—Bono, Bono, Francésé! nous répondent-ils en souriant.
Ils ont tous de bons visages, et leurs mulets aussi.
—Bel-Kassem, où dormirons-nous ce soir?
—Chez le caïd de Thifilkouth, Madame, si tu le veux bien.
—A quelle distance en sommes-nous?
—Je ne l'ai pas mesurée, mais il y a huit heures de marche.
Les Kabyles ne mesurent les distances que par le temps qu'ils mettent à les franchir: aussi varient-elles beaucoup suivant la vigueur et l'agilité des uns, ou l'humeur plus apathique des autres. Quand nous leur demandions: Kodèche Sâa? combien d'heures? le plus vif nous montrait quatre doigts, un moins agile six, le plus paresseux de tous élevait ses dix doigts à la hauteur de sa tête.

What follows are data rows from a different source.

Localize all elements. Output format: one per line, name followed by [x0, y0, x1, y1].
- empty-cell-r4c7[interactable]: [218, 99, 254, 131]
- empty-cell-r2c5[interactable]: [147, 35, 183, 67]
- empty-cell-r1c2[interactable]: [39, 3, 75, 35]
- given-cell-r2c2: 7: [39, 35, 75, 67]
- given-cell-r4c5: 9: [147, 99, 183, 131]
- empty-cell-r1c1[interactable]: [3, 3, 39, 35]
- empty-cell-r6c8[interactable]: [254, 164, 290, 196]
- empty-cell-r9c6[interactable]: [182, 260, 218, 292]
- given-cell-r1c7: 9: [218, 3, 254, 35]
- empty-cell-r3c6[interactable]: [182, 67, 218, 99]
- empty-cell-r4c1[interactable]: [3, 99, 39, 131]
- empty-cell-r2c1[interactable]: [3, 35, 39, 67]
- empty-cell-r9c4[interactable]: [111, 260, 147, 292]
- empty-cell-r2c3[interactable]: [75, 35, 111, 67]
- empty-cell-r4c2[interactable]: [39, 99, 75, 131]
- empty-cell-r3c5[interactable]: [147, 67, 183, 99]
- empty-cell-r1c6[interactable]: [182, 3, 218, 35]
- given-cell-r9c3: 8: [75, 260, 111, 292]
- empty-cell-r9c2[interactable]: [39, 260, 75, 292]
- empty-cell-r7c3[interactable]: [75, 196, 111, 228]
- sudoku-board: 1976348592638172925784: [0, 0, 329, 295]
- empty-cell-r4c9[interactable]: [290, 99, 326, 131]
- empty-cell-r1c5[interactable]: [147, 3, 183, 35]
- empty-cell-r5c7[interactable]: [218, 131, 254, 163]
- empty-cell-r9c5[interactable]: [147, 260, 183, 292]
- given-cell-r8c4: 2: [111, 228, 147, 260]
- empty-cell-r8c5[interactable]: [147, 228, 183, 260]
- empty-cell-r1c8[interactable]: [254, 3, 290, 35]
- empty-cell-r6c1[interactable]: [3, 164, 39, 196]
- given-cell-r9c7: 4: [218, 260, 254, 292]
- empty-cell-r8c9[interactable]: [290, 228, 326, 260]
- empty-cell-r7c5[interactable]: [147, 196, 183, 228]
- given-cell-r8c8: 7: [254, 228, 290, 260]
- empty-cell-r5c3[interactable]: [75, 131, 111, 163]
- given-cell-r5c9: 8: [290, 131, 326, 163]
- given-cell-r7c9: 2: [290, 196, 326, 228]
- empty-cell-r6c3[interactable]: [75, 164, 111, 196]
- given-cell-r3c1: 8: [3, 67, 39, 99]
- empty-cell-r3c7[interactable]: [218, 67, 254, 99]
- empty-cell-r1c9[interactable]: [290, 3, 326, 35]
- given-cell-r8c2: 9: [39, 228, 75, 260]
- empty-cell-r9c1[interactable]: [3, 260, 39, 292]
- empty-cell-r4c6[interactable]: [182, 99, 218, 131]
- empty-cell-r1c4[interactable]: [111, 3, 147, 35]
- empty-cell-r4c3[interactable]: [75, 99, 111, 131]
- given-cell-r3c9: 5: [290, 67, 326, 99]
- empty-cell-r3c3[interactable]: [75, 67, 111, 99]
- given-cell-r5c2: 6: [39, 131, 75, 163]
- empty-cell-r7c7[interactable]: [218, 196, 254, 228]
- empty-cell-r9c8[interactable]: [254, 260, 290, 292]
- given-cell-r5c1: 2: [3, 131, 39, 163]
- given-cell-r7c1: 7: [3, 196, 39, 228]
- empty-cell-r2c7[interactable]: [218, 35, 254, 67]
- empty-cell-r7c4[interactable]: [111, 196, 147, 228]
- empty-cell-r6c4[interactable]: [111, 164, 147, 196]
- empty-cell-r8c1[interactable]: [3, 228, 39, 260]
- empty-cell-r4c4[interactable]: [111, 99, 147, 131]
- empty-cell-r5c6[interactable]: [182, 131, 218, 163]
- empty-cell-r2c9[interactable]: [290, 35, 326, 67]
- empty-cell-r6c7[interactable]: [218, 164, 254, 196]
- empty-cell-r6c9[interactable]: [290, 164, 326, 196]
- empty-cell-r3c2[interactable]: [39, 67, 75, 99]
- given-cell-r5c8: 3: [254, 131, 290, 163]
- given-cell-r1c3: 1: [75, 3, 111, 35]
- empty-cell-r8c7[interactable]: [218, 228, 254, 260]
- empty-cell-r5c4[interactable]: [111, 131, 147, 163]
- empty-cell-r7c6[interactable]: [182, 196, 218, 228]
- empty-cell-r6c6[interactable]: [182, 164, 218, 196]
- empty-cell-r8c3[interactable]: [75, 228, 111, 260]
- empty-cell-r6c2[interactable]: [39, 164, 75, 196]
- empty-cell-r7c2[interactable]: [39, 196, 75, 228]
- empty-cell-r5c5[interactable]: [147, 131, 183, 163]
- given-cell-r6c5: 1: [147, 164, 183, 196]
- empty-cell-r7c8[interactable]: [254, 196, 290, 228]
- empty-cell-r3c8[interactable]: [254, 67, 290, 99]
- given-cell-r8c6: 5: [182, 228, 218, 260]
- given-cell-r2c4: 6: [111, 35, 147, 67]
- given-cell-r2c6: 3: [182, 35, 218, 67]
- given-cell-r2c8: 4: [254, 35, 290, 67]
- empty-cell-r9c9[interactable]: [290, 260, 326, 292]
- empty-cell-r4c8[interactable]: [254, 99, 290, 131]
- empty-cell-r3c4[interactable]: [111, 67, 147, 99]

—Et les vivres? s'écria le Général avec l'emportement d'un estomac montagnard; vous ne pensez donc à rien, Caporal!
A cette réprimande imméritée de son chef, le Caporal ne répondit que par un geste, mais quel geste! Les tellis [Sacs ou poches qui pendent de chaque côté du bât.] regorgeaient de provisions de bouche, et par-dessus les tellis, sur le dos des mulets, étaient assujettis des matelas de troupe. Le directeur des fournitures militaires nous les avait obligeamment prêtés. Le Conscrit et moi, nous criâmes: Vive le Caporal! Madame Elvire daigna sourire, et M. Jules fut au ciel.
—Les matelas vous serviront bien, dit Bel-Kassem, car le caïd de
Thifilkouth n'a pas à vous offrir un palais de France comme Ben Ali
Chérif, chez qui vous coucherez demain. Mais pour ce qui est des
provisions, elles sont tout à fait inutiles.